Ever since she had crossed the Atlantic, Catharine had collected and studied flowers, grasses, mosses, lichens and ferns. Nature study was a relief “from the home-longings that always arise in the heart of the exile, especially when the sweet opening days of Spring recall to the memory of the immigrant Canadian settler old familiar scenes …when all the gay embroidery of English meads and hedgerows put on their bright array.” Nature, for Catharine, was pervaded with divine purpose—its beauty and harmony illustrated God’s power and goodness. She never found a plant that she couldn’t love both for its looks and as an example of God’s creation. The bud of the water-lily, lying just below the surface, “is ready to emerge from its watery prison and in all its virgin beauty expand its snowy bosom to the sun and genial air,” she observed in a letter home in her first months in Upper Canada. Every year, she watched the changing seasons with a delight that always crept into whatever book she was writing at the time. “The pines were now putting on their rich, mossy, green spring dresses,” reads a passage in her Canadian Crusoes. “The skies were deep blue; nature, weary of her long state of inaction, seemed waking into life and light.” In The Female Emigrant’s Guide, she provided a month-by-month description of natural events, which covers everything from croaking frogs to wildflowers. In August, “the squirrels are busy from morning till night, gleaning the ripe grain … they seem to me the happiest of all God’s creatures, and the prettiest.”

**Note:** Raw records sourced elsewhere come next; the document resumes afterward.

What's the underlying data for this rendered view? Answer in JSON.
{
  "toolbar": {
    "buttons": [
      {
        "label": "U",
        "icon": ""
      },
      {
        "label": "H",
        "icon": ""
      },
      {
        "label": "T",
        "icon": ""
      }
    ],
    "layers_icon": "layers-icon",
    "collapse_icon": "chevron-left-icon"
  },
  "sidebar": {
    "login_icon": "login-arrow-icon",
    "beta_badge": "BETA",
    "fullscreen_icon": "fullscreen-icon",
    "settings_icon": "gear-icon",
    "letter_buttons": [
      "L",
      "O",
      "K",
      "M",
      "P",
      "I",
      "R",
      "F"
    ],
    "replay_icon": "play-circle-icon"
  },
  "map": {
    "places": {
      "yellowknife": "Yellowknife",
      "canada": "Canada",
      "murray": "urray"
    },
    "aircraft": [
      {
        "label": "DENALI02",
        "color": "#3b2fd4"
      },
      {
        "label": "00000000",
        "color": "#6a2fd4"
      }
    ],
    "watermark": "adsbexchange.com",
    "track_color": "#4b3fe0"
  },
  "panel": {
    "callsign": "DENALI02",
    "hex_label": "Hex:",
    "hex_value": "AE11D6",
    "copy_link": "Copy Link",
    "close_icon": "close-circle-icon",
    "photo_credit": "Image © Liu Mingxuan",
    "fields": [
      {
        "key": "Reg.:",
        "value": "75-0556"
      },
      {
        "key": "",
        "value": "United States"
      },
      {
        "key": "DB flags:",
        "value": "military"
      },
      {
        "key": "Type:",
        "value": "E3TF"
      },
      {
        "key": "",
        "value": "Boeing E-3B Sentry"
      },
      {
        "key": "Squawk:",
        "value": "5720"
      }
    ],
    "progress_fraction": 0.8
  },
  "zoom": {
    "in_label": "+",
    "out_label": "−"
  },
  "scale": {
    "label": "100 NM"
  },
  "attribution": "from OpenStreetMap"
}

But Catharine’s nature study wasn’t all Wordsworthian reverie and nostalgia for Suffolk’s daisies, bluebells and buttercups. She took a serious interest in every aspect of a plant: its appearance, its life cycle, its medicinal and food value, its relation to other plants. During her first decade in the silent and unexplored backwoods, she searched for the name of any unfamiliar species in the only botanical text she could lay her hands on: Frederick Pursh’s Flora Americae septentrionalis (North American Flora), published in 1814, which Frances Stewart had lent her. Since Catharine had never studied Latin, she stumbled through Pursh’s descriptions, “and when I came to a standstill I had recourse to my husband.” She copied Pursh’s use of the Linnean classification system of plant species, largely based on the number of stamens and pistils in the flower. Her husband’s books were lumpy with all t
he pressed specimens she had inserted between their pages. Her journal was full of careful notes.

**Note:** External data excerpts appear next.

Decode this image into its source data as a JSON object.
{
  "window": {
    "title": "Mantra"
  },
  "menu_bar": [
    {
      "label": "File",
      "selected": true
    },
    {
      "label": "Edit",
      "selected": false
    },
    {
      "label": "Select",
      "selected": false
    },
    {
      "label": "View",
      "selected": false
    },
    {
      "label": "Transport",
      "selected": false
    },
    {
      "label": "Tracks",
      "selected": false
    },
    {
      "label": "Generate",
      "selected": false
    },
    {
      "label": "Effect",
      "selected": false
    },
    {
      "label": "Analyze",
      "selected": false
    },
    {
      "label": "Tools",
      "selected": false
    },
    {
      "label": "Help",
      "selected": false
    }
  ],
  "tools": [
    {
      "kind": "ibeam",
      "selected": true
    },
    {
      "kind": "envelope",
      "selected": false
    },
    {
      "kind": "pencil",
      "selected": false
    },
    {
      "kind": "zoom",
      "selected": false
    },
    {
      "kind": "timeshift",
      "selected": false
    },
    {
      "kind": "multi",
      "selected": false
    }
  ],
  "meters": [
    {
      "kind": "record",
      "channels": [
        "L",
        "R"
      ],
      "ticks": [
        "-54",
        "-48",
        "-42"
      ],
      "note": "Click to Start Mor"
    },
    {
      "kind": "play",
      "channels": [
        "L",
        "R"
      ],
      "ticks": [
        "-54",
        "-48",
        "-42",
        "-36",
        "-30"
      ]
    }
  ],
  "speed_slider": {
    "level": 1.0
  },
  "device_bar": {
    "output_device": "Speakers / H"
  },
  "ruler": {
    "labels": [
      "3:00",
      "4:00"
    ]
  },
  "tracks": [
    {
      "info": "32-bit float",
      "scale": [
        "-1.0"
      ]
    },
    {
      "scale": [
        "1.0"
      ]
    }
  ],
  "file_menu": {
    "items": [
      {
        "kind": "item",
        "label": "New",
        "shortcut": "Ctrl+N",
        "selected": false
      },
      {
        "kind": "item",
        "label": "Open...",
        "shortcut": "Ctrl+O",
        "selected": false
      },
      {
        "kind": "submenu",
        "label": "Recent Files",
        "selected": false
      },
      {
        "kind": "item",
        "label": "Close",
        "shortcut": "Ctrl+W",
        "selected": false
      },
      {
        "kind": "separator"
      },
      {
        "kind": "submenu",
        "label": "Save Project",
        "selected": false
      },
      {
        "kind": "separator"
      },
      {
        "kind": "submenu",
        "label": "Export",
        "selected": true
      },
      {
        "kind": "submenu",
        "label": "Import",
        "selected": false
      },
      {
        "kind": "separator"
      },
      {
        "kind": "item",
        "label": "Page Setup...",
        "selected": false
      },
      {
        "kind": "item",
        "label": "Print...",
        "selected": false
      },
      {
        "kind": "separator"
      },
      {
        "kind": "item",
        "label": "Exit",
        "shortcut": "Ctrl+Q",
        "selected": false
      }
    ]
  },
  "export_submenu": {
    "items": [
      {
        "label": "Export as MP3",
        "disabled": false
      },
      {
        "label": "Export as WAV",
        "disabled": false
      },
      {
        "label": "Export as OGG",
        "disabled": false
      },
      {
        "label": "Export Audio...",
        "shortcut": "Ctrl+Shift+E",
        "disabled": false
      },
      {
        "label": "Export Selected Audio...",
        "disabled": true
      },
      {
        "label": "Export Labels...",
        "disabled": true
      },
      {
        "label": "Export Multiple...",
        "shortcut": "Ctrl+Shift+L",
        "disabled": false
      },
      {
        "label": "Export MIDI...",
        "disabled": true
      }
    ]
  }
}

Had Catharine been born a hundred years later, she would have become a serious scientist. But stuck in remote Douro Township, or on the Rice Lake Plains, Catharine had as much hope of mingling with professors of botany, who could tell her exactly how to mount and label her specimens, as she had of mingling with important authors in the London publishing business. She was so poor that she was never able to afford to visit the greatest natural wonder of her adopted land, Niagara Falls. She couldn’t even do accurate plant drawings; unlike Susanna, she had never mastered the art of flower-painting. She was an avid collector, and her “herbarium,” or collection of dried specimens, was one of her greatest sources of pleasure. Album after album was filled with elaborate arrangements of dried material.